The letters you draw are subject to random chance, so it’s possible for anyone to get lucky and beat a stronger opponent. However, the game is more fun when the players are approximately evenly matched, or are made so by an appropriate handicap.
Nevertheless, even for those who love this kind of game, Scrabble can be disheartening or boring.
Fixing Scrabble Frustration
The same randomness that makes the game unpredictable can also make it dispiriting. Every so often you will draw a rack with all vowels, or all consonants. This dooms you to one of two distasteful paths:
– To forfeit your turn by exchanging all or some of your tiles – whereupon you may wind up with an equally undesirable rack!
– Or, to gradually get rid of your worst letters during the next few turns, making plays to improve your rack rather than gain points.
Either way, your opponent surges ahead while you are mired in the swamp of circumstance.
It’s almost as frustrating to wind up with multiple letters. A rack with three “I”s or three “U”s is also quite discouraging. After all, even if Fortune strikes and you have the letters to make INITIAL or UNUSUAL, you may not have any place to play it on the game board!
Fortunately, the worst of these frustrations can be fixed with appropriate rules, as we will discuss below.
Fixing Scrabble Boredom
The standard Scrabble set of one hundred tiles includes two blanks that can be designated as any desired letter. The blanks are tremendously valuable: when you happen to draw a blank during a game, the possibilities of your rack open up immensely. And if you should draw both blanks during the game, you have a great advantage over your unlucky opponent.
However, once the blanks have been played, the normal Scrabble game becomes less interesting, perhaps even boring, because you don’t have that frisson of excitement every time you draw a tile, hoping that it will be your blank-tile ticket to the stars.

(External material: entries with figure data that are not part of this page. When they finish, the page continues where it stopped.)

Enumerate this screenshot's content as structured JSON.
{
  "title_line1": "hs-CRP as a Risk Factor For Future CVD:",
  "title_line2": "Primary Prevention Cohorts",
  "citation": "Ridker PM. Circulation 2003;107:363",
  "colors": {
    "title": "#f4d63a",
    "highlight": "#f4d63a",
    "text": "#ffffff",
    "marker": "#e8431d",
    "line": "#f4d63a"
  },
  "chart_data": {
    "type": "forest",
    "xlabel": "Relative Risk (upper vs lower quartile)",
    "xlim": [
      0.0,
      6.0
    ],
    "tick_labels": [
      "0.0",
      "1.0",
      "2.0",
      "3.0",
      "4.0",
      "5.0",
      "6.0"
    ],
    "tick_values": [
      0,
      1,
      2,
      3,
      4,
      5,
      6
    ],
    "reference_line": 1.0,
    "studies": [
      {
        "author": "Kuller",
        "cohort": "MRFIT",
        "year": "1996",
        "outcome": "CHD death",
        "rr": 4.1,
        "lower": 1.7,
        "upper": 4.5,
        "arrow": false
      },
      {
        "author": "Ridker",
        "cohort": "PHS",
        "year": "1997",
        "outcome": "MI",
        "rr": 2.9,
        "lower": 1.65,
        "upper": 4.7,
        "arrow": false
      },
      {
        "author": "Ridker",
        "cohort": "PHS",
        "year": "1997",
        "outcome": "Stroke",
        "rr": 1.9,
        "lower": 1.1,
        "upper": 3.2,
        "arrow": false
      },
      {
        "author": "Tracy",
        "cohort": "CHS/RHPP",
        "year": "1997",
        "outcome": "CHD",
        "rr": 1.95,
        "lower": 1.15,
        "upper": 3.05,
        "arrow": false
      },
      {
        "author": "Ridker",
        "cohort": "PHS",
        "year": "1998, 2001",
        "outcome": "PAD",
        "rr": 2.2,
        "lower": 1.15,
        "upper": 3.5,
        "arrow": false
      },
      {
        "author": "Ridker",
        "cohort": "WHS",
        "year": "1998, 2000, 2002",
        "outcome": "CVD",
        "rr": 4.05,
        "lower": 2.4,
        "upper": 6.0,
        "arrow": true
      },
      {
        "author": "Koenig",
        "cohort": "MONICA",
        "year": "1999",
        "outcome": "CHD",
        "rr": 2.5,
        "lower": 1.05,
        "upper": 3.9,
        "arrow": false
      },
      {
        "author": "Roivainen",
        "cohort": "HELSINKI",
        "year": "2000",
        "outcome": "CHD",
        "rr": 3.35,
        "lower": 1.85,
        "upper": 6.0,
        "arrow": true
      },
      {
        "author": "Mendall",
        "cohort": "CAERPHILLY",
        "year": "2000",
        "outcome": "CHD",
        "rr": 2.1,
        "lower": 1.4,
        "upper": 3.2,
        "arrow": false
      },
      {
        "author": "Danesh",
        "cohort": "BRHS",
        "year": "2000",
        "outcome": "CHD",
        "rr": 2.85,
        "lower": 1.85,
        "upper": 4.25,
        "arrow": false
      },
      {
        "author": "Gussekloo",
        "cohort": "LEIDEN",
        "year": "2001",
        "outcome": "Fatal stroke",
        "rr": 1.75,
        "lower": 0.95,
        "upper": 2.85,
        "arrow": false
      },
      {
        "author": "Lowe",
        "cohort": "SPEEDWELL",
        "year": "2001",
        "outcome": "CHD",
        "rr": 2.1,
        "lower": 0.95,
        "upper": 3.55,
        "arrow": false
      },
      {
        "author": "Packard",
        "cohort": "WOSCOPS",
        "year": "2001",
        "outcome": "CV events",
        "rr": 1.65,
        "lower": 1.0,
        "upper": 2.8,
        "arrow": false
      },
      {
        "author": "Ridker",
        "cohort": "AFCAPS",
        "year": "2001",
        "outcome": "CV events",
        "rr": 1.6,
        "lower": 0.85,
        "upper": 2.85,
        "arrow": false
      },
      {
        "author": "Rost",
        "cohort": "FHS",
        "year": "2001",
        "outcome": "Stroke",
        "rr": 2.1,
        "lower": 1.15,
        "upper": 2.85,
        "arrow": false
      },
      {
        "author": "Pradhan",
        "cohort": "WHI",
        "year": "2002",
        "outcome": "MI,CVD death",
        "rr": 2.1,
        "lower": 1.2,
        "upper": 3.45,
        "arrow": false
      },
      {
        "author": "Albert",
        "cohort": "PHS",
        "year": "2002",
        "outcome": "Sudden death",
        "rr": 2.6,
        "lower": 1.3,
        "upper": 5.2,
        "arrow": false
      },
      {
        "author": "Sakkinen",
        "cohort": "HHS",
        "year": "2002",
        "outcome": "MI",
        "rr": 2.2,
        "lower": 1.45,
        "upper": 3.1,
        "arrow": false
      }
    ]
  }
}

Here again, a change in the rules can allow the blanks to circulate and be re-used again and again. The pace picks up, the possibilities open up, and the game becomes altogether more interesting. In my personal opinion, of course.
Richard’s Scrabble Rules
In 2005 I encountered a website by Richard Pavlicek that has a great deal of information about the game of bridge. At that time (though not today) it also contained a set of rules for friendly Scrabble. In case you’re interested, with his permission I herewith attach Richard’s Scrabble Rules to this blog.
Rules for Friendly Scrabble
Nola and I have chosen to play with a slightly different set of rules, presented here as Rules for Friendly Scrabble. We borrowed some of Richard’s Rules and added the common variation in which blanks once played may be substituted and played again. (Some folks allow players to re-designate already-played blanks when building on existing words – we don’t permit that because, well, everyone has his limits!)
For those who hate to open links, here are the essentials of our Friendly Rules:
– If you possess the letter that matches an already-played blank, you may swap it for the blank, provided that you then re-play the blank during the same move;
– You may freely exchange tiles to eliminate two pair, three of a kind, fewer than two vowels, or fewer than two consonants;
– You may occasionally consult the dictionary.
In addition to these rules, we have a set of useful word lists that players may review at any time. These lists help make Scrabble less of a memory task and more of a pastime. After all, when you’re trying to play a Q or a J it’s really handy to see a list of words that contain those letters.